Knowledge Graph Builder

This skill provides guidance for designing knowledge graphs that capture entities, relationships, and semantic meaning for powerful querying and reasoning.

Core Competencies

• Graph Modeling: Entity-relationship design for graphs
• Query Languages: Cypher (Neo4j), SPARQL (RDF), Gremlin
• Ontology Design: Schema, taxonomies, semantic relationships
• Graph Algorithms: Pathfinding, centrality, community detection

Knowledge Graph Fundamentals

What Makes a Knowledge Graph

Knowledge Graph = Entities + Relationships + Schema + Semantics

Traditional Database:           Knowledge Graph:
┌────────────────────┐         ┌─────────────────────────────┐
│ Tables with rows   │         │ (Person)──KNOWS──▶(Person)  │
│ Foreign keys       │   vs    │     │                       │
│ JOIN operations    │         │   WORKS_AT                  │
│                    │         │     ▼                       │
└────────────────────┘         │ (Company)──IN──▶(Industry)  │
                               └─────────────────────────────┘

When to Use Knowledge Graphs

Use Case	Why Graphs Excel
Recommendation systems	Traverse connections to find related items
Fraud detection	Identify suspicious relationship patterns
Knowledge management	Connect concepts and infer relationships
Master data management	Unify entities across systems
Root cause analysis	Follow causal chains through dependencies

Graph Data Modeling

Entity Design

Identify core entities (nodes):

// Person entity with properties
CREATE (p:Person {
    id: 'p001',
    name: 'Alice Chen',
    email: 'alice@example.com',
    created_at: datetime()
})

// Multiple labels for categorization
CREATE (c:Organization:Company:TechCompany {
    id: 'c001',
    name: 'Acme Corp',
    founded: 2010
})

Relationship Design

Model connections with typed, directed edges:

// Simple relationship
(person)-[:WORKS_AT]->(company)

// Relationship with properties
(person)-[:WORKS_AT {
    role: 'Engineer',
    start_date: date('2020-01-15'),
    department: 'Engineering'
}]->(company)

// Temporal relationships
(person)-[:EMPLOYED_BY {
    from: date('2018-01-01'),
    to: date('2020-12-31')
}]->(company1)
(person)-[:EMPLOYED_BY {
    from: date('2021-01-01')
}]->(company2)

Common Relationship Patterns

Hierarchical:     (Child)──IS_CHILD_OF──▶(Parent)
                  (Employee)──REPORTS_TO──▶(Manager)

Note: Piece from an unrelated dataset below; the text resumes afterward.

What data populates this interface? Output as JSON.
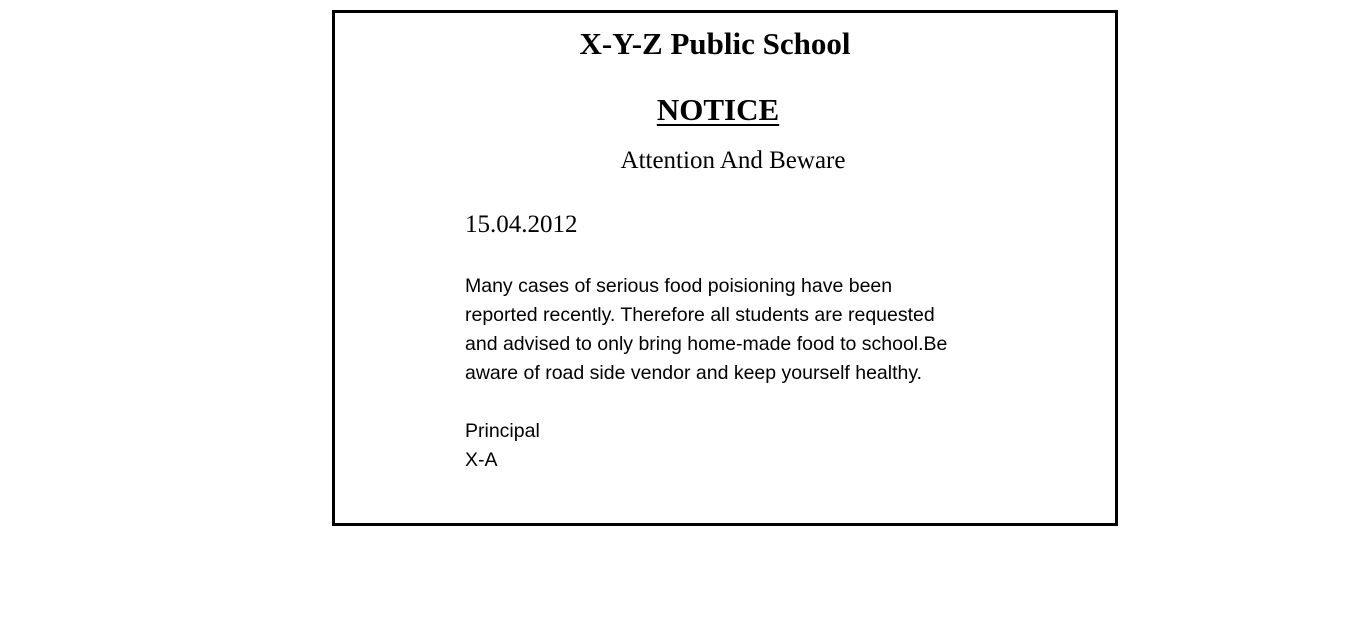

Associative:      (Person)──KNOWS──▶(Person)
                  (Document)──REFERENCES──▶(Document)

Temporal:         (Event)──PRECEDES──▶(Event)
                  (Version)──SUPERSEDES──▶(Version)

Categorical:      (Product)──BELONGS_TO──▶(Category)
                  (Concept)──IS_A──▶(Category)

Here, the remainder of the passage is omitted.